Ancak ne yazık ki kahramanlar, onları tanımadıkları için Alman çocukları için rol model değiller. Marek Edelman veya Rachela Auerbach gibi isimlerin Alman okullarında bilinmemesi eğitim politikasının başarısızlığıdır. Son bir örnek: “Biz Almanlar misyonumuzu biliyoruz.” “Biz” bunu gerçekten biliyor muyuz? Almanya’da antisemitizm her yıl artıyor. Daha bir hafta önce Berlin’in ortasında düzenlenen bir gösteride Filistinliler avaz avaz “Yahudilere ölüm” diye bağırdılar ve kimse müdahale etmedi.

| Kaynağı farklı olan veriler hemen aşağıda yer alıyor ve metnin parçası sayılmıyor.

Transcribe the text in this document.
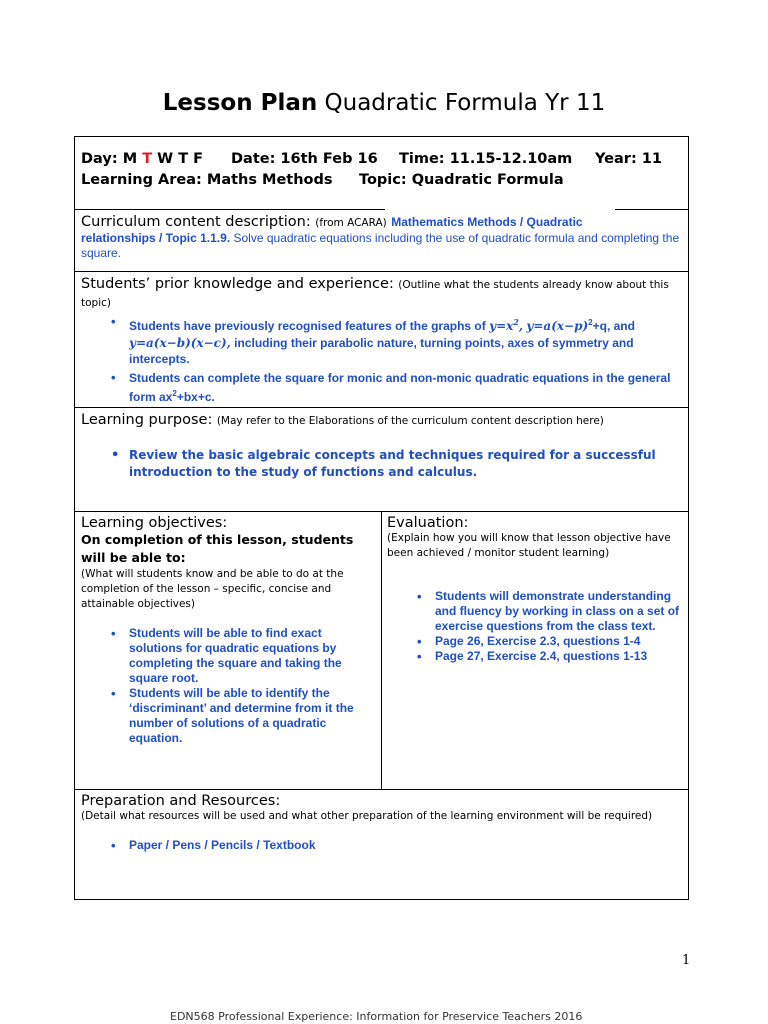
Lesson Plan Quadratic Formula Yr 11
Day: M T W T F Date: 16th Feb 16 Time: 11.15-12.10am Year: 11
Learning Area: Maths Methods Topic: Quadratic Formula
Curriculum content description: (from ACARA) Mathematics Methods / Quadratic
relationships / Topic 1.1.9. Solve quadratic equations including the use of quadratic formula and completing the square.
Students’ prior knowledge and experience: (Outline what the students already know about this topic)
• Students have previously recognised features of the graphs of $y=x^2$, $y=a(x-p)^2+q$, and y=a(x−b)(x−c), including their parabolic nature, turning points, axes of symmetry and intercepts.
• Students can complete the square for monic and non-monic quadratic equations in the general form $ax^2+bx+c$.
Learning purpose: (May refer to the Elaborations of the curriculum content description here)
• Review the basic algebraic concepts and techniques required for a successful introduction to the study of functions and calculus.
Learning objectives:
On completion of this lesson, students will be able to:
(What will students know and be able to do at the completion of the lesson – specific, concise and attainable objectives)
• Students will be able to find exact solutions for quadratic equations by completing the square and taking the square root.
• Students will be able to identify the ‘discriminant’ and determine from it the number of solutions of a quadratic equation.
Evaluation:
(Explain how you will know that lesson objective have been achieved / monitor student learning)
• Students will demonstrate understanding and fluency by working in class on a set of exercise questions from the class text.
• Page 26, Exercise 2.3, questions 1-4
• Page 27, Exercise 2.4, questions 1-13
Preparation and Resources:
(Detail what resources will be used and what other preparation of the learning environment will be required)
• Paper / Pens / Pencils / Textbook
1
EDN568 Professional Experience: Information for Preservice Teachers 2016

Boş laflar ve deyimler: Federal Başkan Steinmeier konuşması sırasında.AP
Steinmeier, Polonyalılar ve Almanlar arasındaki “uzlaşma mucizesinden” çok bahsetti, ancak bu uzlaşma tam değil, çünkü iki ülke arasındaki birçok çatışma göz önüne alındığında defalarca ifade etmek gerekiyor. Berlin’de Polonyalılara ve Polonyalı Yahudilere karşı işlenen suçların anıtı nerede? Almanların şehirde işlediği suçlar göz önüne alındığında, Berlin’in Varşova ile sembolik bir ortaklık kurması gerekmez mi?
Steinmeier, Polonyalıların davetle Almanlara sunduğu uzlaşma jestine karşılık verme tarihi fırsatını kaçırdı.